3 – Evidentemente que, quando o jornalista começou a dedilhar esta crónica se comprometeu com ele próprio a não fazer humor com a sua própria desgraça que, por sinal, é derivada da desgraça onde o próprio Pais se atolou.

Apesar disso, muito dificilmente conseguiria tornear o episódio daquele Chefe de Gabinete do Primeiro-Ministro, pessoa batida na gestão de gabinetes daquele tipo, e talvez deva aqui lembrar que já o fora aquando da passagem do engenheiro José Sócrates por pasta ministerial idêntica.
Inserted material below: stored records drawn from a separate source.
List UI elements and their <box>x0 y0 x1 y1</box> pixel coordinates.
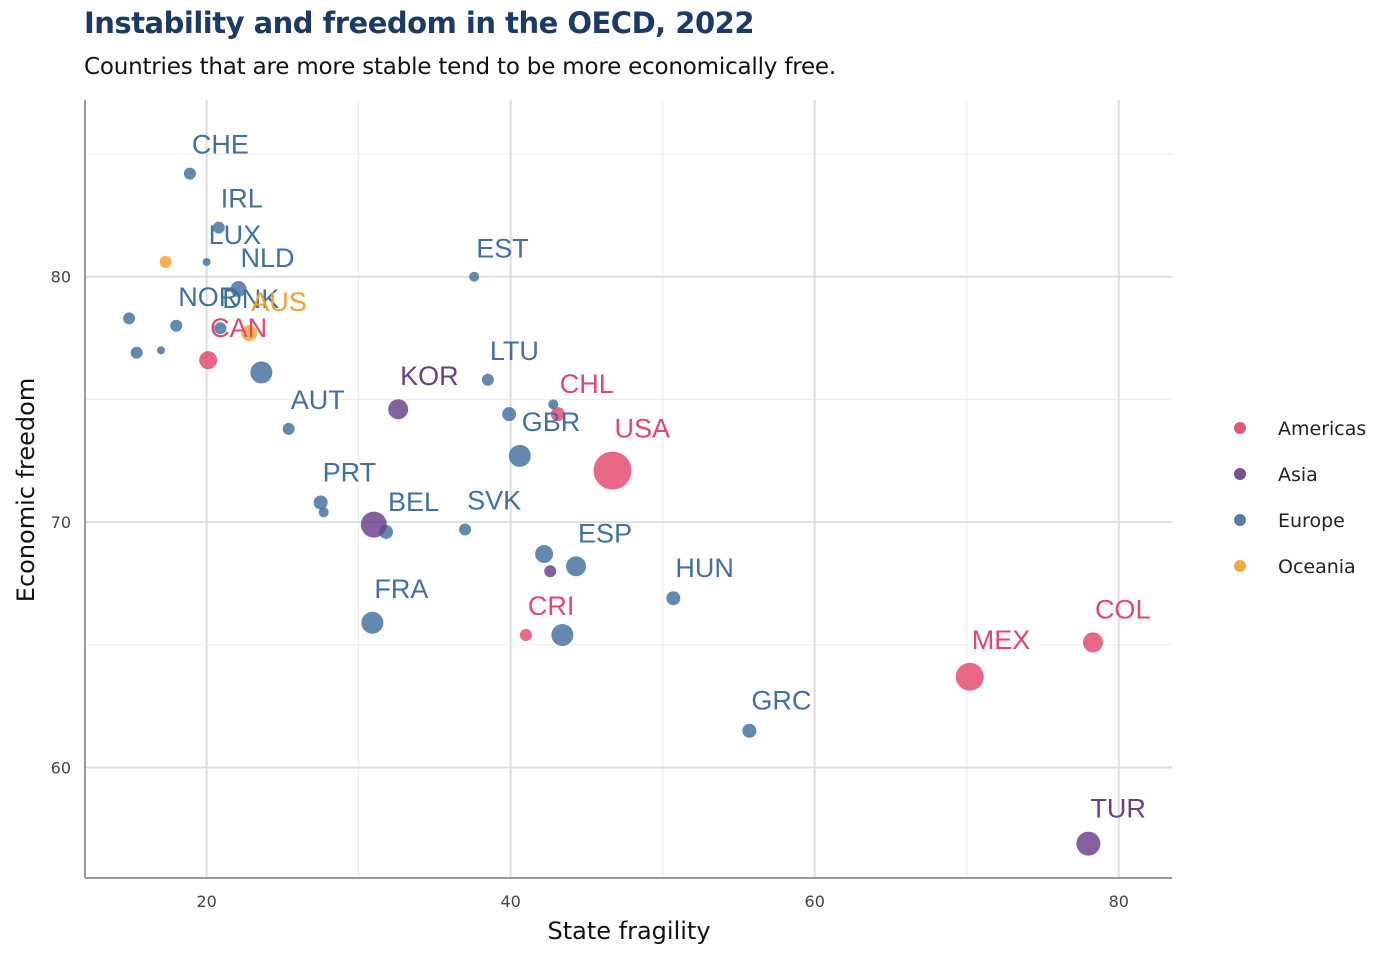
data-point <box>566 556 587 577</box>
data-point <box>742 723 757 738</box>
data-point <box>519 629 532 642</box>
tick-labels: 20 40 60 80 60 70 80 <box>51 268 1129 911</box>
data-point <box>666 591 681 606</box>
point-label: MEX <box>972 625 1031 655</box>
x-tick-label: 60 <box>805 892 825 911</box>
point-label: USA <box>615 414 671 444</box>
legend-marker <box>1234 560 1246 572</box>
data-point <box>508 444 531 467</box>
chart-subtitle: Countries that are more stable tend to b… <box>84 54 836 80</box>
point-label: NLD <box>241 243 295 273</box>
point-label: NOR <box>178 282 238 312</box>
data-point <box>318 507 329 518</box>
legend-label: Asia <box>1278 464 1318 486</box>
data-point <box>241 325 258 342</box>
data-point <box>170 319 183 332</box>
data-point <box>469 271 480 282</box>
data-point <box>361 611 384 634</box>
point-label: LUX <box>209 220 262 250</box>
data-point <box>544 565 557 578</box>
point-label: AUS <box>251 287 307 317</box>
data-point <box>282 422 295 435</box>
data-point <box>202 257 211 266</box>
data-point <box>1082 632 1103 653</box>
data-point <box>593 451 632 490</box>
chart-title: Instability and freedom in the OECD, 202… <box>84 6 755 40</box>
legend-marker <box>1234 514 1246 526</box>
y-tick-label: 80 <box>51 268 71 287</box>
data-point <box>130 346 143 359</box>
data-point <box>159 255 172 268</box>
data-point <box>502 407 517 422</box>
legend: Americas Asia Europe Oceania <box>1234 418 1366 578</box>
y-tick-label: 70 <box>51 513 71 532</box>
point-label: BEL <box>388 487 439 517</box>
grid-lines <box>85 100 1172 878</box>
data-point <box>550 407 565 422</box>
data-point <box>1076 831 1101 856</box>
data-point <box>230 280 247 297</box>
point-label: GRC <box>751 686 811 716</box>
point-label: ESP <box>578 518 632 548</box>
point-label: CRI <box>528 591 575 621</box>
legend-label: Oceania <box>1278 556 1356 578</box>
point-label: AUT <box>291 385 345 415</box>
legend-label: Europe <box>1278 510 1345 532</box>
data-point <box>250 361 273 384</box>
legend-marker <box>1234 422 1246 434</box>
point-label: HUN <box>675 553 734 583</box>
point-label: CHE <box>192 130 249 160</box>
data-point <box>360 511 387 538</box>
y-tick-label: 60 <box>51 759 71 778</box>
point-label: IRL <box>221 184 263 214</box>
legend-marker <box>1234 468 1246 480</box>
axes <box>84 100 1172 879</box>
data-point <box>214 322 227 335</box>
point-label: GBR <box>522 407 581 437</box>
data-point <box>548 399 559 410</box>
point-label: DNK <box>222 284 279 314</box>
data-point <box>212 221 225 234</box>
point-label: SVK <box>467 485 521 515</box>
data-point <box>199 351 218 370</box>
data-point <box>123 312 136 325</box>
x-axis-title: State fragility <box>547 917 710 945</box>
point-label: CAN <box>210 313 267 343</box>
data-point <box>551 624 574 647</box>
point-label: LTU <box>490 336 539 366</box>
point-label: PRT <box>323 457 377 487</box>
point-label: COL <box>1095 594 1151 624</box>
data-point <box>313 495 328 510</box>
data-point <box>157 346 166 355</box>
x-tick-label: 20 <box>196 892 216 911</box>
data-point <box>388 399 409 420</box>
data-point <box>459 523 472 536</box>
point-label: CHL <box>560 369 614 399</box>
point-label: KOR <box>400 361 459 391</box>
data-points <box>123 167 1103 856</box>
data-point <box>955 662 984 691</box>
x-tick-label: 80 <box>1109 892 1129 911</box>
legend-label: Americas <box>1278 418 1366 440</box>
data-point <box>183 167 196 180</box>
point-label: EST <box>476 234 529 264</box>
data-point <box>481 373 494 386</box>
data-point <box>535 545 554 564</box>
x-tick-label: 40 <box>500 892 520 911</box>
point-label: TUR <box>1090 794 1146 824</box>
point-label: FRA <box>374 574 428 604</box>
y-axis-title: Economic freedom <box>12 378 40 602</box>
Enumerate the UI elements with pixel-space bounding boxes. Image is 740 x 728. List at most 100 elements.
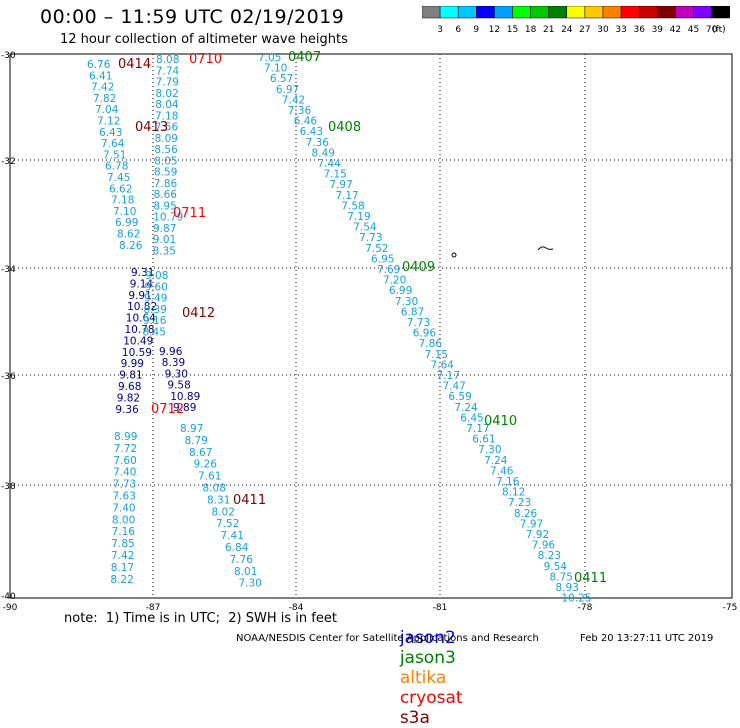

Pois o nosso Chefe de Gabinete, interpusera entre as páginas dos livros existentes no gabinete, certamente para marcar o evoluir das leituras, uns separadores originais que, depois de somados pelas autoridades que passaram aquilo a pente fino, totalizaram uns lustrosos setenta e cinco mil e oitocentos euros!

Aqui chegado, olhei para as estantes que envolvem a minha biblioteca, local onde redigi a presente crónica e, como que pedi desculpa às centenas de livros que lá repousam, por nunca os ter tratado com tão preciosos mimos, apenas usando como marcadores, aqueles que vou trazendo da Biblioteca Municipal, quando por lá passo.

Já agora, se ninguém se arvora dono daquele pecúlio, dou um passo em frente e grito: “É meu!”.

Já quando ao senhor Primeiro-Ministro, confirmou-se o aventado aquando das eleições que lhe deram maioria, e que apontavam que não levaria o consulado até ao fim, rumando a um emprego mais bem remunerado em 2024, numa instância internacional, tendo nestes dois últimos anos, desenvolvido uma atividade intensa de promoção da sua imagem além-fronteiras nem que, para isso, tivesse de mergulhar o País em mais uma crise política e efeitos colaterais difíceis de serem previstos.

Como canta Sérgio Godinho, ‘Isto anda tudo ligado’.